Преображенцы ехали, как и положено, в ряд по трое.
– Кой час било? – спросил Архаров Бредихина, изучающего циферблат карманных часов.
– Завести забыл, – пожаловался Бредихин. – Медведев, сколько на твоих?
Артамон Медведев ответил не сразу – царственно, величественно, с большим риском для челюстей зевал, никак не мог толком проснуться. Его сиятельство граф Орлов, не в состоянии сразу угомониться после петербуржских кутежей, и на марше устроил ночью безобразие – сам напился, немало молодых офицеров напоил, благо взял с собой, не надеясь на московское угощение, порядочно венгерского вина и водки.

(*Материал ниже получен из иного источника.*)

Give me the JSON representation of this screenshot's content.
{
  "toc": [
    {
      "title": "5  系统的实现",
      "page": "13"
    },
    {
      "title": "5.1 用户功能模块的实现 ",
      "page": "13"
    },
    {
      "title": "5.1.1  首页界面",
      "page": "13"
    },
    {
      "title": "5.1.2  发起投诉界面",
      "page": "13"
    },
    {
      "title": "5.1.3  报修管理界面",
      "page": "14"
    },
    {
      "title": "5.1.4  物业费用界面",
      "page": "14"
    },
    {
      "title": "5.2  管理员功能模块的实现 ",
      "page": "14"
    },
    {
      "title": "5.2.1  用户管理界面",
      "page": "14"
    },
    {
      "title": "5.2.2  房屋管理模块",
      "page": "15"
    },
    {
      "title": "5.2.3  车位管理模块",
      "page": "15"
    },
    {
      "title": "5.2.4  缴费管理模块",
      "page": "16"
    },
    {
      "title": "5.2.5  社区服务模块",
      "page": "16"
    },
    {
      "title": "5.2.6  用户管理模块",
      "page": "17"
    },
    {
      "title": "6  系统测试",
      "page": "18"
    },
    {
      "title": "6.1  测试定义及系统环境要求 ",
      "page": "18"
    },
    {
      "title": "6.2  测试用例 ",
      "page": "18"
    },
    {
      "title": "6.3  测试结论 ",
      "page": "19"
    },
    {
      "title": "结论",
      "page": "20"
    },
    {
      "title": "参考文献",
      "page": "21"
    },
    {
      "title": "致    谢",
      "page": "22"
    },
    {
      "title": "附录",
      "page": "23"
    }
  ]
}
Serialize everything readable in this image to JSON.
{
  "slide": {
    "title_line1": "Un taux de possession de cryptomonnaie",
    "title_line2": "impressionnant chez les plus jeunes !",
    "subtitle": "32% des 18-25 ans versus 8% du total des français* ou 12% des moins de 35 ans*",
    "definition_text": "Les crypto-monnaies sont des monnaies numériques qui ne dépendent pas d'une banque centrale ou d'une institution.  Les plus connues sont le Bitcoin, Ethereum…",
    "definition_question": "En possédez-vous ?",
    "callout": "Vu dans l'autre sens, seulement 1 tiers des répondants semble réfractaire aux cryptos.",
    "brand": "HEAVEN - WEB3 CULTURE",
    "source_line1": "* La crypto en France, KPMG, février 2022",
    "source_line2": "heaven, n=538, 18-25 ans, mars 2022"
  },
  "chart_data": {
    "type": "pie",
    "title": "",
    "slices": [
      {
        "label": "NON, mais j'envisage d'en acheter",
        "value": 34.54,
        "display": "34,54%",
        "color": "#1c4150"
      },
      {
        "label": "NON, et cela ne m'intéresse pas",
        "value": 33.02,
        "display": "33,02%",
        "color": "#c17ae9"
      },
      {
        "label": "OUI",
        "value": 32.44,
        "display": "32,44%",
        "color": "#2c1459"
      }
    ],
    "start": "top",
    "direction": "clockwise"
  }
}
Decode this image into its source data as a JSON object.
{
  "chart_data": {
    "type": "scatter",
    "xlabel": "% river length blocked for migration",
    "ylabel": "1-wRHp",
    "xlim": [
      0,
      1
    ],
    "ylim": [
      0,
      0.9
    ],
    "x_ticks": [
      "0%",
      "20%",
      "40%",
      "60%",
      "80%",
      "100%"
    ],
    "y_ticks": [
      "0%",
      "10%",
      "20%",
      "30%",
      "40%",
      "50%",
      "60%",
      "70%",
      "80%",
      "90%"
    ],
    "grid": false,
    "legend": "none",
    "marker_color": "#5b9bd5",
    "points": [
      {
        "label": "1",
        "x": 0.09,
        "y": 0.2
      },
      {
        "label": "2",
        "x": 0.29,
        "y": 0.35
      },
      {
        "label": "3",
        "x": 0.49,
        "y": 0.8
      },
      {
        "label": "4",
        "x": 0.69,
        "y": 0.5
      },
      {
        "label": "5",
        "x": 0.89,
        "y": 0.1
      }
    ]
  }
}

Артамону в какой-то мере было легче, чем его сиятельству – его обдувал свежий ветерок. А граф Орлов спал в карете, и спал беспокойно, потому что подскакивал на ухабах. Карета-берлина, в которой он отправился усмирять Москву, была как целая комната – хоть в ней менуэт в четыре пары танцуй, вся в удобствах, включая матерчатые карманы на стенах, всевозможные ларчики и поставцы.
Орлов несколько раз пытался проснуться, но проваливался обратно в сон, и неспроста – сон был хитрый, предлагал ему то же самое, что ждало наяву, суетливую рожицу казачка Филатки, убранные поля и золотые рощицы за окном кареты, вид растянувшейся версты на две колонны…
Наконец Господь сжалился и послал особо норовистую колдобину, попав в которую колесом, берлина опасно накренилась, а граф, проехавши лежа по заднему сиденью, треснулся макушкой в стенку кареты.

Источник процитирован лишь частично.